Adoption! Making a difference.

I was a certainly a busy bee last week speaking to various people about the marketing and PR of my book Eddy Finds a Family and of course how I can promote and build my brand in the right way through social media. It is a huge eye-opener to delve a little into the world of advertising, celebrities, television and social media and how we rely so much on virtual contact at the moment.

Talking about my book to others naturally leads us to talk about becoming a mummy and of course the adoption process. There was a comment made that adoption can be seen as the last option in a list of things to becoming a parent. I reflected on this statement and sadly yes I believe for people who can't have their own natural child then adoption may seem like their final choice. I did reply to say the choice was really made for us as we were not able to conceive naturally after trying to get pregnant for five years and therefore adoption felt like the natural progression, rather than the only option left. I know there are also many examples were people choose adoption to extend their family and others who adopt to be able to support their family member.

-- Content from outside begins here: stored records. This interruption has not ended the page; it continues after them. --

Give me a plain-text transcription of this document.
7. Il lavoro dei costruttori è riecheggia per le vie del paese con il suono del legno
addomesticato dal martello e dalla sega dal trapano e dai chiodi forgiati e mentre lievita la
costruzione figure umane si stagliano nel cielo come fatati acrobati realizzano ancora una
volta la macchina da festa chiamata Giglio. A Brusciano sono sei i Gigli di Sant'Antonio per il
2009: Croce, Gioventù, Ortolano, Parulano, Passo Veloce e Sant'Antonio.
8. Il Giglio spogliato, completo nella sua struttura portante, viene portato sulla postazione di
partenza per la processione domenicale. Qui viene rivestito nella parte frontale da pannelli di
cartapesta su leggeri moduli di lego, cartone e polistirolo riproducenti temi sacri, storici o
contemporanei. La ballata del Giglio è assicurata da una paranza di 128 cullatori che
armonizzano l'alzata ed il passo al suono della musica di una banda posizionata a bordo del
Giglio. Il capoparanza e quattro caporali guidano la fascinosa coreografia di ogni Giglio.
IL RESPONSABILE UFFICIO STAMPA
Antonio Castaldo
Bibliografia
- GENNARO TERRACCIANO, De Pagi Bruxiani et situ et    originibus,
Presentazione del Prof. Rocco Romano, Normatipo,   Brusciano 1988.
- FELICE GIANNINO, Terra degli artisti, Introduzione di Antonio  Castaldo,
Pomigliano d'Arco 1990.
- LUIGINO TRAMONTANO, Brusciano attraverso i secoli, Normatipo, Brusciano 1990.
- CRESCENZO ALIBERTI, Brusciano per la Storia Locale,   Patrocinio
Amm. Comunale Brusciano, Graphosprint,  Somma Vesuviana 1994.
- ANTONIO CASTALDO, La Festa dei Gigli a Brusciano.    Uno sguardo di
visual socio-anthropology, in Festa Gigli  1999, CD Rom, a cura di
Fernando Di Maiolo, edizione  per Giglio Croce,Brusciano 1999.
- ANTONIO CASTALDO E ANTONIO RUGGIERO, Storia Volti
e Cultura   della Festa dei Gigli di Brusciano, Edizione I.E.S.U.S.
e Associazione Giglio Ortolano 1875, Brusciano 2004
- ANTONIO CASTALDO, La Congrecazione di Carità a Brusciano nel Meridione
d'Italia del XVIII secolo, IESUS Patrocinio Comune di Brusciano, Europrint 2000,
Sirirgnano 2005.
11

I was asked whether I regret not having a birth child and truthfully my answer would always be that it makes me sad that I was not able to conceive naturally. I always wanted to have a child and it seemed life was making it tricky for me. On the flip side of that though, if I had had my own birth child, then I would have never have met my beautiful son I have now and I can't imagine life without him. We 100% see him as our own natural son but of course acknowledge he has birth parents and recognise the importance that he knows his background. To us it feels like he has always been in our lives. The most wonderful thing is when people say our son looks like us and that can be from people who know our story and others that don't. It's the biggest compliment.

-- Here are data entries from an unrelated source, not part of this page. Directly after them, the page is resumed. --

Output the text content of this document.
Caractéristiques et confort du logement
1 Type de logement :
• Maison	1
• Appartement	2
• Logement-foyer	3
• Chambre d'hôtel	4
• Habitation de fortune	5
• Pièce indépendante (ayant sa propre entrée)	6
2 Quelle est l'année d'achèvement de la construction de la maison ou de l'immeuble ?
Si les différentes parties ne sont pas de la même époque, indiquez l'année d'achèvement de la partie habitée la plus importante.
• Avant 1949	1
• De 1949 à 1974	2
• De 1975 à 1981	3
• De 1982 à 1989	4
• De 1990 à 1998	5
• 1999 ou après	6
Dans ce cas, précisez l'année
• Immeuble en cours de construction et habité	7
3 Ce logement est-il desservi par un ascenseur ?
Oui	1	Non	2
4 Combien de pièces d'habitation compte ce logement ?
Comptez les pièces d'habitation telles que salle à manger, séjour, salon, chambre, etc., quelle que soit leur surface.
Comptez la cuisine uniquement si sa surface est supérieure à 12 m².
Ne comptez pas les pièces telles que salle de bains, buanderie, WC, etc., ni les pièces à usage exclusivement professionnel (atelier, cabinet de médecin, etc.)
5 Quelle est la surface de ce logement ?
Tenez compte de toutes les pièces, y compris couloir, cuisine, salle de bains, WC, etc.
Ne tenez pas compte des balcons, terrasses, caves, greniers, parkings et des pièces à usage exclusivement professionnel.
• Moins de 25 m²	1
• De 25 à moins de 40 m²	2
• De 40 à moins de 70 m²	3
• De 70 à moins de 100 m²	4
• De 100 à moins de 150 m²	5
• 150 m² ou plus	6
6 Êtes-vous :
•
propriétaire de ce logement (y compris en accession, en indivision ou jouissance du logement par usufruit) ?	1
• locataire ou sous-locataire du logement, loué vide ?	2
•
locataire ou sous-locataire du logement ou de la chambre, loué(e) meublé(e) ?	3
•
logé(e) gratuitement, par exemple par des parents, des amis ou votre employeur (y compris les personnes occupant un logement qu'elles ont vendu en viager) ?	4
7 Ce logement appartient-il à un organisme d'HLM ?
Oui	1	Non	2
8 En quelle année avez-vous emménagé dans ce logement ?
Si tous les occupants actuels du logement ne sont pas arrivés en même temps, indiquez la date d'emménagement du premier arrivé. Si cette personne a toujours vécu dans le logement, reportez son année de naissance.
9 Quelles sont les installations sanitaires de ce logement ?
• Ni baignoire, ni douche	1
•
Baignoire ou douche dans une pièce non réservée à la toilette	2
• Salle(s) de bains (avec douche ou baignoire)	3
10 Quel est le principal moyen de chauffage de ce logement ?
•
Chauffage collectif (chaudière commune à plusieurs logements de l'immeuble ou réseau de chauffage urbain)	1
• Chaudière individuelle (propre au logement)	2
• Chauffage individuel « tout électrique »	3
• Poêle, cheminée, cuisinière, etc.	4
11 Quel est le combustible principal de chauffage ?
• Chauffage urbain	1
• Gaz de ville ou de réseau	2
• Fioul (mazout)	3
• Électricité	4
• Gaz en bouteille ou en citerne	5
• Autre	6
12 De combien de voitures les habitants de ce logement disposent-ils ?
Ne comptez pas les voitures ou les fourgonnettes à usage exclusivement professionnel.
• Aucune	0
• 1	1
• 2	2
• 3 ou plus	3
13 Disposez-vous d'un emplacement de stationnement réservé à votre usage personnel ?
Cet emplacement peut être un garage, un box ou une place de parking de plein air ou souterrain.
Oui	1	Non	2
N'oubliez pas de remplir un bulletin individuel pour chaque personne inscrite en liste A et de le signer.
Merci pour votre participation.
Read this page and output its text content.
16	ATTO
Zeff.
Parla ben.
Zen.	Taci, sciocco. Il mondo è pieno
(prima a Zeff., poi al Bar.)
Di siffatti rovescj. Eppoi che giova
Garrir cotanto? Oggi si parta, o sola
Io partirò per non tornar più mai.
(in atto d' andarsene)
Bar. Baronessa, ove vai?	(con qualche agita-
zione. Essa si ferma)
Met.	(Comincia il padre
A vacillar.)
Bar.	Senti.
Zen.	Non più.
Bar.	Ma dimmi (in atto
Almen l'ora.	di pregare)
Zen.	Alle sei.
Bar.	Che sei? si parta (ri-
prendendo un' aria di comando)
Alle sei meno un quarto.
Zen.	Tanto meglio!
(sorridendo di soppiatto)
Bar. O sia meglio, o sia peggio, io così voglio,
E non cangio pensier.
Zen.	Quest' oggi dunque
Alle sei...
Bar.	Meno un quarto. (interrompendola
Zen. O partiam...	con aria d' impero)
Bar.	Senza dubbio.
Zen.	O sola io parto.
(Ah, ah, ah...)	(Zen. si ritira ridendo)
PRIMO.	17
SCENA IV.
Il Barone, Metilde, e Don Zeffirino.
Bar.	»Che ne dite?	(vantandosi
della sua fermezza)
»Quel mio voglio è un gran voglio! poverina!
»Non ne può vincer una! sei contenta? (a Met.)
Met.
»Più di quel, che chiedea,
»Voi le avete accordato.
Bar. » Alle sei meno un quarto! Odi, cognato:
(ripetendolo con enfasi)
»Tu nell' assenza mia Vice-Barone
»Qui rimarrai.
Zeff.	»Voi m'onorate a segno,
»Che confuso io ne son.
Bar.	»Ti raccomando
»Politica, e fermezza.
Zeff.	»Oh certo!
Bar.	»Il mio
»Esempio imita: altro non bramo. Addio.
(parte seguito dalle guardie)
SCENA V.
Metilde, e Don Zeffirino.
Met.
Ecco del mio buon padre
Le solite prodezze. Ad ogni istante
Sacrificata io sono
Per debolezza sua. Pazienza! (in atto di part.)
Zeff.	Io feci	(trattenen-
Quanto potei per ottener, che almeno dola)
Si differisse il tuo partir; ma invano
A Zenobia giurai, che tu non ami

People often say how they admire the fact we adopted and it is lovely to hear such positive comments, but in reality we wanted to adopt to be able to have a child. Our motive was purely to help us have a family rather than any intention to rescue a child from being in the care system. Writing this sounds harsh, but that was the truth of the matter when we first started thinking about adoption. I had a conversation with my husband about this recently and now we have insight we can truly understand what we have done for our son and know we have most certainly enabled him to have a much better life. This in itself is magical and my wish would be that all children in care could have the same opportunities, but sadly I know social services don't have the resources to be able to help every child stuck in the system. In my opinion adoption should never been seen as a last option. It is a huge commitment to take on someone else's child and also potentially not understand the damage that may have been caused or the trauma they have gone through in their life. There is a lot of uncertainty. Even now we don't know what questions and feelings may come out when our son is older. The adoption process is tough and I would always advise anyone to go into it with your eyes wide open as every piece of your life will be looked at in detail. I would admit now we were hugely naive to think our life would not change completely and at times our marriage went through rocky moments as we adjusted to our new reality. But as they say, 'What nearly kills you makes you stronger.' That may sound dramatic, but I remember the first six months of adopting our son to be hugely challenging and this was more down to the fact it was a big change for us and the life we knew. I went on maternity leave and eight days later we had a baby in our house to care for. The anxiety I hadn't suffered for years suddenly came back. A lot has changed since then, we have learnt to be parents and grown and adapted so much as a family unit.

There are many children needing new mummies and daddies and it breaks my heart to know there are 61,320 children looked after under Care Orders and only 3,440 of these were adopted in year ending 31st March 2020 (corambaaf statistics). These children didn’t ask to be born. When you go through the adoption process, you really have your eyes opened to some horrific stories and the circumstances as to why these children are no longer with their birth parents. 

I feel hugely passionate about exploring and understanding what adoptive parents and children want and need and to be able to start making a difference. I know when I became an adoptive parent I felt hugely out of my depth, we underestimated the support we would need from our network and we felt lost and isolated. Our social worker was incredible and I would always say never be scared to tell them how you feel. They get a bad rep sometimes, but in all honesty our social worker described to us what we were doing right and that we were being good parents, it was just we had been thrown out of our normal routine and also sleep deprivation tends to drive you slightly bonkers. Most other adoptive parents have felt it too in one way or another. There were few groups I could talk to that understood the adoption journey. I went to many baby groups and felt like an imposter when they talked about giving birth or breast feeding. I was so surprised there weren't any adoption support groups around and actually tried to set up one of my own. We met a few times, but I think at that point I was in survival mode so I did not have the focus or capacity to organise it. When I went into shops looking for adoption cards, I was surprised that the major card retailers didn't have any adoption cards. I remember wanting to get a card to celebrate becoming a family or wanting a special card to acknowledge our son had been with us a year, but there was nothing around at all. You can get a card for a pet or getting a divorce but not adoption?

My passion drives me forward, I want to make a difference to adoptive families.